Associate Professor of Medieval and Environmental History
Our study puts to rest one of the biggest and most fascinating questions in history and determines when and where the single most notorious and infamous killer of humans began.
The Black Death was first detected in the 1330s and was the initial wave of a nearly 500-year-long pandemic termed the ‘Second Plague Pandemic’. It is considered one of the largest infectious disease catastrophes in human history, but despite intense multidisciplinary research, its geographic and chronological origin has remained elusive, until now.
The breakthrough discovery follows painstaking research which brought together palaeogenetics, history and archaeology.
Analysing ancient DNA
Researchers were able to analyse ancient DNA (aDNA) taken from the teeth of skeletons discovered in burial sites in the Tian Shan region. The sequencing showed they contained Yersinia pestis, plague bacterium – whose evolutionary position is placed right at the very beginning of the Black Death outbreak and before it arrived in Europe.
University of Stirling historian, Dr Philip Slavin, a part of the team, was instrumental in making the historic discovery. He said: “Our study puts to rest one of the biggest and most fascinating questions in history and determines when and where the single most notorious and infamous killer of humans began.
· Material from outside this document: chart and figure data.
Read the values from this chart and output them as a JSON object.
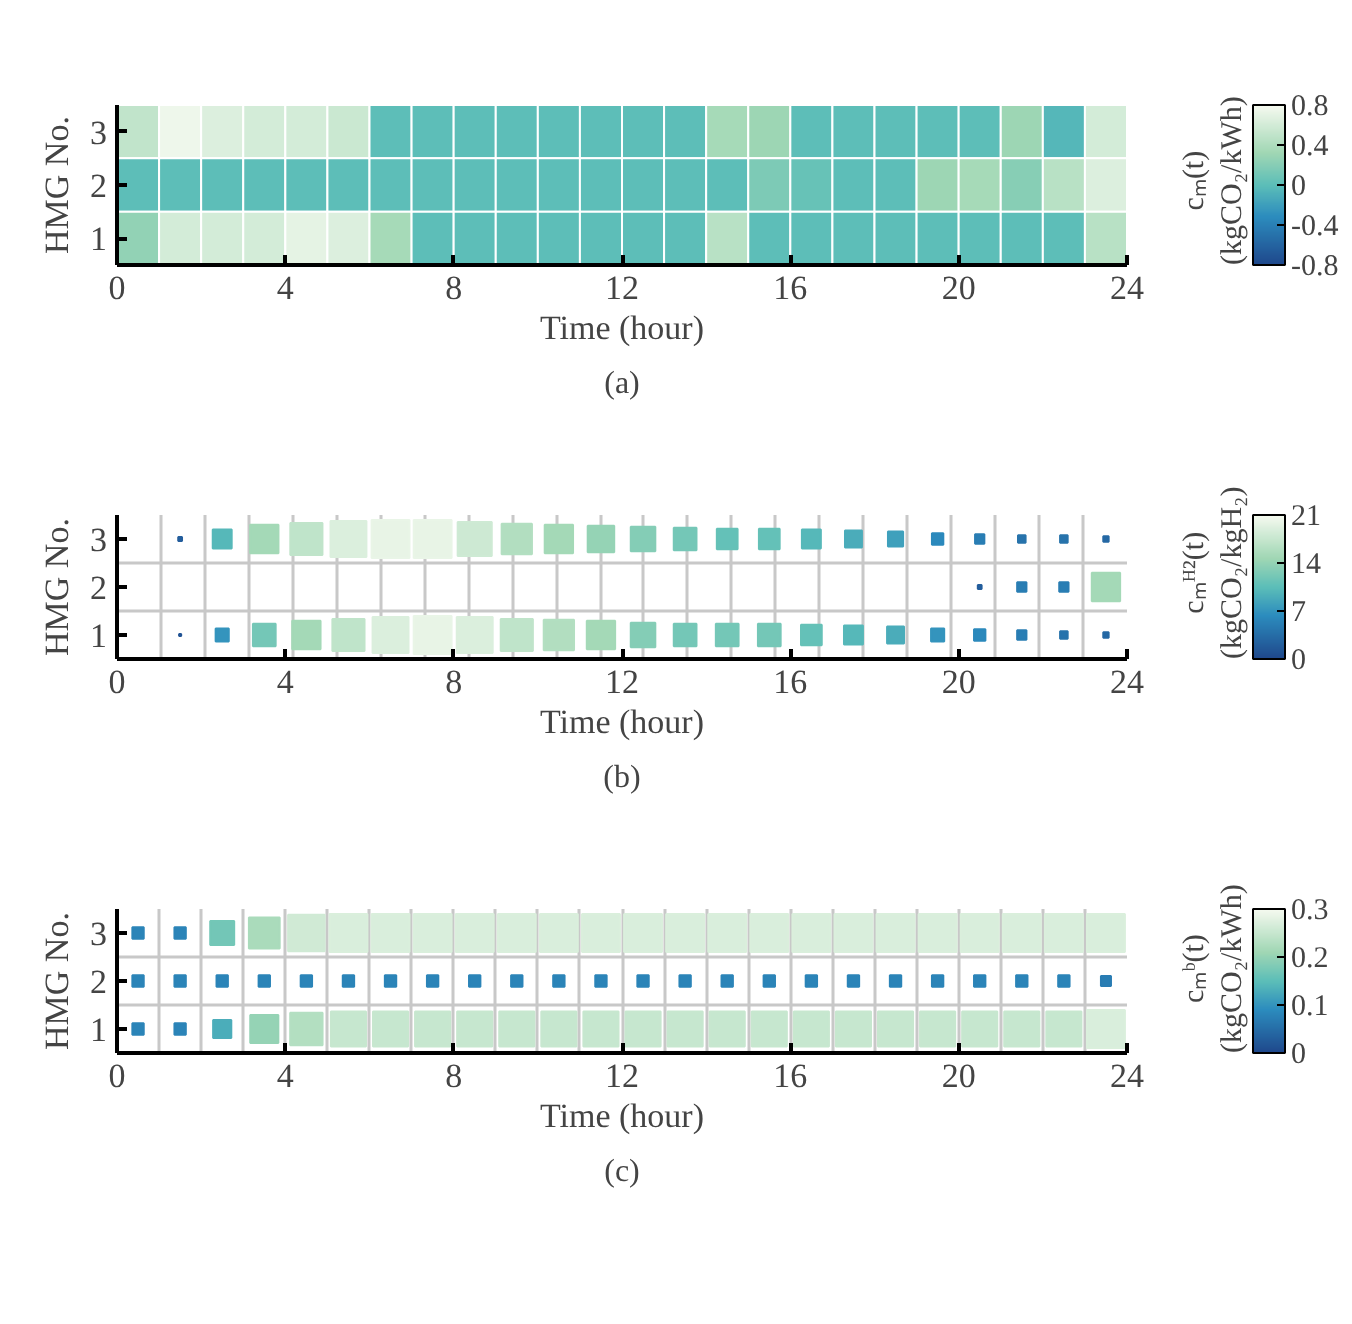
{
  "chart_data": [
    {
      "type": "heatmap",
      "xlabel": "Time (hour)",
      "ylabel": "HMG No.",
      "clabel": "cₘ(t)\n(kgCO₂/kWh)",
      "annotations": [
        "(a)"
      ],
      "x": [
        0.5,
        1.5,
        2.5,
        3.5,
        4.5,
        5.5,
        6.5,
        7.5,
        8.5,
        9.5,
        10.5,
        11.5,
        12.5,
        13.5,
        14.5,
        15.5,
        16.5,
        17.5,
        18.5,
        19.5,
        20.5,
        21.5,
        22.5,
        23.5
      ],
      "y_categories": [
        "3",
        "2",
        "1"
      ],
      "xlim": [
        0,
        24
      ],
      "xticks": [
        0,
        4,
        8,
        12,
        16,
        20,
        24
      ],
      "clim": [
        -0.8,
        0.8
      ],
      "cticks": [
        -0.8,
        -0.4,
        0,
        0.4,
        0.8
      ],
      "cells": [
        [
          0.5,
          0.75,
          0.65,
          0.6,
          0.6,
          0.55,
          0,
          0,
          0,
          0,
          0,
          0,
          0,
          0,
          0.35,
          0.3,
          0,
          0,
          0,
          0,
          0,
          0.3,
          -0.05,
          0.6
        ],
        [
          0,
          0,
          0,
          0,
          0,
          0,
          0,
          0,
          0,
          0,
          0,
          0,
          0,
          0,
          0,
          0.15,
          0.05,
          0,
          0,
          0.3,
          0.35,
          0.2,
          0.45,
          0.65
        ],
        [
          0.25,
          0.6,
          0.6,
          0.6,
          0.7,
          0.65,
          0.35,
          0,
          0,
          0,
          0,
          0,
          0,
          0,
          0.45,
          0,
          0,
          0,
          0,
          0,
          0,
          0,
          0,
          0.45
        ]
      ]
    },
    {
      "type": "bubble",
      "marker": "square",
      "grid": true,
      "xlabel": "Time (hour)",
      "ylabel": "HMG No.",
      "clabel": "cₘᴴ²(t)\n(kgCO₂/kgH₂)",
      "annotations": [
        "(b)"
      ],
      "xlim": [
        0,
        24
      ],
      "xticks": [
        0,
        4,
        8,
        12,
        16,
        20,
        24
      ],
      "ylim": [
        0.5,
        3.5
      ],
      "yticks": [
        1,
        2,
        3
      ],
      "clim": [
        0,
        21
      ],
      "cticks": [
        0,
        7,
        14,
        21
      ],
      "series": [
        {
          "x": [
            1.5,
            2.5,
            3.5,
            4.5,
            5.5,
            6.5,
            7.5,
            8.5,
            9.5,
            10.5,
            11.5,
            12.5,
            13.5,
            14.5,
            15.5,
            16.5,
            17.5,
            18.5,
            19.5,
            20.5,
            21.5,
            22.5,
            23.5
          ],
          "values": [
            3,
            3,
            3,
            3,
            3,
            3,
            3,
            3,
            3,
            3,
            3,
            3,
            3,
            3,
            3,
            3,
            3,
            3,
            3,
            3,
            3,
            3,
            3
          ],
          "cvalues": [
            2,
            10,
            15,
            17,
            19,
            20,
            20,
            18,
            16,
            15,
            14,
            13,
            12,
            11,
            11,
            10,
            9,
            8,
            6,
            5,
            4,
            4,
            3
          ],
          "sizes": [
            0.01,
            0.25,
            0.56,
            0.72,
            0.9,
            1,
            1,
            0.81,
            0.64,
            0.56,
            0.49,
            0.42,
            0.36,
            0.3,
            0.3,
            0.25,
            0.2,
            0.16,
            0.09,
            0.06,
            0.04,
            0.04,
            0.02
          ],
          "colors": [
            "#235e9c",
            "#56b8b9",
            "#a4d9b7",
            "#bfe4ca",
            "#dbefdd",
            "#e8f4e6",
            "#e8f4e6",
            "#cde9d3",
            "#b2dec0",
            "#a4d9b7",
            "#95d3b5",
            "#84cdb6",
            "#74c7b7",
            "#64c1b8",
            "#64c1b8",
            "#56b8b9",
            "#4bacba",
            "#3fa0bc",
            "#2b89bc",
            "#297eb4",
            "#2773ac",
            "#2773ac",
            "#2568a4"
          ]
        },
        {
          "x": [
            20.5,
            21.5,
            22.5,
            23.5
          ],
          "values": [
            2,
            2,
            2,
            2
          ],
          "cvalues": [
            2,
            5,
            5,
            15
          ],
          "sizes": [
            0.01,
            0.06,
            0.06,
            0.56
          ],
          "colors": [
            "#235e9c",
            "#297eb4",
            "#297eb4",
            "#a4d9b7"
          ]
        },
        {
          "x": [
            1.5,
            2.5,
            3.5,
            4.5,
            5.5,
            6.5,
            7.5,
            8.5,
            9.5,
            10.5,
            11.5,
            12.5,
            13.5,
            14.5,
            15.5,
            16.5,
            17.5,
            18.5,
            19.5,
            20.5,
            21.5,
            22.5,
            23.5
          ],
          "values": [
            1,
            1,
            1,
            1,
            1,
            1,
            1,
            1,
            1,
            1,
            1,
            1,
            1,
            1,
            1,
            1,
            1,
            1,
            1,
            1,
            1,
            1,
            1
          ],
          "cvalues": [
            1,
            7,
            12,
            15,
            17,
            19,
            20,
            19,
            17,
            16,
            15,
            13,
            12,
            12,
            12,
            11,
            10,
            9,
            7,
            6,
            5,
            4,
            3
          ],
          "sizes": [
            0.003,
            0.12,
            0.36,
            0.56,
            0.72,
            0.9,
            1,
            0.9,
            0.72,
            0.64,
            0.56,
            0.42,
            0.36,
            0.36,
            0.36,
            0.3,
            0.25,
            0.2,
            0.12,
            0.09,
            0.06,
            0.04,
            0.02
          ],
          "colors": [
            "#215394",
            "#3494bd",
            "#74c7b7",
            "#a4d9b7",
            "#bfe4ca",
            "#dbefdd",
            "#e8f4e6",
            "#dbefdd",
            "#bfe4ca",
            "#b2dec0",
            "#a4d9b7",
            "#84cdb6",
            "#74c7b7",
            "#74c7b7",
            "#74c7b7",
            "#64c1b8",
            "#56b8b9",
            "#4bacba",
            "#3494bd",
            "#2b89bc",
            "#297eb4",
            "#2773ac",
            "#2568a4"
          ]
        }
      ]
    },
    {
      "type": "bubble",
      "marker": "square",
      "grid": true,
      "xlabel": "Time (hour)",
      "ylabel": "HMG No.",
      "clabel": "cₘᵇ(t)\n(kgCO₂/kWh)",
      "annotations": [
        "(c)"
      ],
      "xlim": [
        0,
        24
      ],
      "xticks": [
        0,
        4,
        8,
        12,
        16,
        20,
        24
      ],
      "ylim": [
        0.5,
        3.5
      ],
      "yticks": [
        1,
        2,
        3
      ],
      "clim": [
        0,
        0.3
      ],
      "cticks": [
        0,
        0.1,
        0.2,
        0.3
      ],
      "series": [
        {
          "x": [
            0.5,
            1.5,
            2.5,
            3.5,
            4.5,
            5.5,
            6.5,
            7.5,
            8.5,
            9.5,
            10.5,
            11.5,
            12.5,
            13.5,
            14.5,
            15.5,
            16.5,
            17.5,
            18.5,
            19.5,
            20.5,
            21.5,
            22.5,
            23.5
          ],
          "values": [
            3,
            3,
            3,
            3,
            3,
            3,
            3,
            3,
            3,
            3,
            3,
            3,
            3,
            3,
            3,
            3,
            3,
            3,
            3,
            3,
            3,
            3,
            3,
            3
          ],
          "cvalues": [
            0.08,
            0.08,
            0.17,
            0.22,
            0.26,
            0.27,
            0.27,
            0.27,
            0.27,
            0.27,
            0.27,
            0.27,
            0.27,
            0.27,
            0.27,
            0.27,
            0.27,
            0.27,
            0.27,
            0.27,
            0.27,
            0.27,
            0.27,
            0.27
          ],
          "sizes": [
            0.09,
            0.09,
            0.4,
            0.66,
            0.93,
            1,
            1,
            1,
            1,
            1,
            1,
            1,
            1,
            1,
            1,
            1,
            1,
            1,
            1,
            1,
            1,
            1,
            1,
            1
          ],
          "colors": [
            "#2b84b8",
            "#2b84b8",
            "#73c6b7",
            "#aadbbb",
            "#d0ead5",
            "#d9eedc",
            "#d9eedc",
            "#d9eedc",
            "#d9eedc",
            "#d9eedc",
            "#d9eedc",
            "#d9eedc",
            "#d9eedc",
            "#d9eedc",
            "#d9eedc",
            "#d9eedc",
            "#d9eedc",
            "#d9eedc",
            "#d9eedc",
            "#d9eedc",
            "#d9eedc",
            "#d9eedc",
            "#d9eedc",
            "#d9eedc"
          ]
        },
        {
          "x": [
            0.5,
            1.5,
            2.5,
            3.5,
            4.5,
            5.5,
            6.5,
            7.5,
            8.5,
            9.5,
            10.5,
            11.5,
            12.5,
            13.5,
            14.5,
            15.5,
            16.5,
            17.5,
            18.5,
            19.5,
            20.5,
            21.5,
            22.5,
            23.5
          ],
          "values": [
            2,
            2,
            2,
            2,
            2,
            2,
            2,
            2,
            2,
            2,
            2,
            2,
            2,
            2,
            2,
            2,
            2,
            2,
            2,
            2,
            2,
            2,
            2,
            2
          ],
          "cvalues": [
            0.08,
            0.08,
            0.08,
            0.08,
            0.08,
            0.08,
            0.08,
            0.08,
            0.08,
            0.08,
            0.08,
            0.08,
            0.08,
            0.08,
            0.08,
            0.08,
            0.08,
            0.08,
            0.08,
            0.08,
            0.08,
            0.08,
            0.08,
            0.07
          ],
          "sizes": [
            0.09,
            0.09,
            0.09,
            0.09,
            0.09,
            0.09,
            0.09,
            0.09,
            0.09,
            0.09,
            0.09,
            0.09,
            0.09,
            0.09,
            0.09,
            0.09,
            0.09,
            0.09,
            0.09,
            0.09,
            0.09,
            0.09,
            0.09,
            0.07
          ],
          "colors": [
            "#2b84b8",
            "#2b84b8",
            "#2b84b8",
            "#2b84b8",
            "#2b84b8",
            "#2b84b8",
            "#2b84b8",
            "#2b84b8",
            "#2b84b8",
            "#2b84b8",
            "#2b84b8",
            "#2b84b8",
            "#2b84b8",
            "#2b84b8",
            "#2b84b8",
            "#2b84b8",
            "#2b84b8",
            "#2b84b8",
            "#2b84b8",
            "#2b84b8",
            "#2b84b8",
            "#2b84b8",
            "#2b84b8",
            "#297db3"
          ]
        },
        {
          "x": [
            0.5,
            1.5,
            2.5,
            3.5,
            4.5,
            5.5,
            6.5,
            7.5,
            8.5,
            9.5,
            10.5,
            11.5,
            12.5,
            13.5,
            14.5,
            15.5,
            16.5,
            17.5,
            18.5,
            19.5,
            20.5,
            21.5,
            22.5,
            23.5
          ],
          "values": [
            1,
            1,
            1,
            1,
            1,
            1,
            1,
            1,
            1,
            1,
            1,
            1,
            1,
            1,
            1,
            1,
            1,
            1,
            1,
            1,
            1,
            1,
            1,
            1
          ],
          "cvalues": [
            0.08,
            0.08,
            0.13,
            0.2,
            0.23,
            0.25,
            0.25,
            0.25,
            0.25,
            0.25,
            0.25,
            0.25,
            0.25,
            0.25,
            0.25,
            0.25,
            0.25,
            0.25,
            0.25,
            0.25,
            0.25,
            0.25,
            0.25,
            0.27
          ],
          "sizes": [
            0.09,
            0.09,
            0.23,
            0.55,
            0.73,
            0.86,
            0.86,
            0.86,
            0.86,
            0.86,
            0.86,
            0.86,
            0.86,
            0.86,
            0.86,
            0.86,
            0.86,
            0.86,
            0.86,
            0.86,
            0.86,
            0.86,
            0.86,
            1
          ],
          "colors": [
            "#2b84b8",
            "#2b84b8",
            "#4badba",
            "#95d3b5",
            "#b3dfc1",
            "#c6e7cf",
            "#c6e7cf",
            "#c6e7cf",
            "#c6e7cf",
            "#c6e7cf",
            "#c6e7cf",
            "#c6e7cf",
            "#c6e7cf",
            "#c6e7cf",
            "#c6e7cf",
            "#c6e7cf",
            "#c6e7cf",
            "#c6e7cf",
            "#c6e7cf",
            "#c6e7cf",
            "#c6e7cf",
            "#c6e7cf",
            "#c6e7cf",
            "#d9eedc"
          ]
        }
      ]
    }
  ]
}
“We studied specimens from two cemeteries near Lake Issyk Kul in what is now North Kyrgyzstan after identifying a huge spike in the number of burials there in 1338 and 1339. We then discovered that this site had in fact been excavated in the late 1880s with around thirty skeletons taken from the graves. We were able to trace these skeletons and analyse aDNA taken from the teeth. To my astonishment, this confirmed the beginning of the second plague pandemic.”
The research required intricate and detailed work, with Dr Slavin and colleagues studying the historic diaries of the original excavations in order to match the individual skeletons to their headstones, carefully translating the inscriptions, which were written in Syriac language.
Dr Maria Spyrou of the University of Tubingen, and the first author of the study, said: “Despite the risk of environmental contamination and no guarantee that the bacteria would have been able to be preserved, we were able to sequence aDNA taken from seven individuals unearthed from two of these cemeteries – Kara-Djigach and Burana in the Chu Valley. Most excitingly, we found aDNA of the plague bacterium in three individuals.”
Professor Johannes Krause of the Max Planck Institute for Evolutionary Anthropology in Leipzig, said “Just like COVID, the Black Death was an emerging disease, and the start of a huge pandemic that went on for some 500 years. It’s very important to understand actually in what circumstances did it emerge.”
The research study ‘The source of the Black Death in 14th-century central Eurasia’ is published in the Journal ‘Nature’.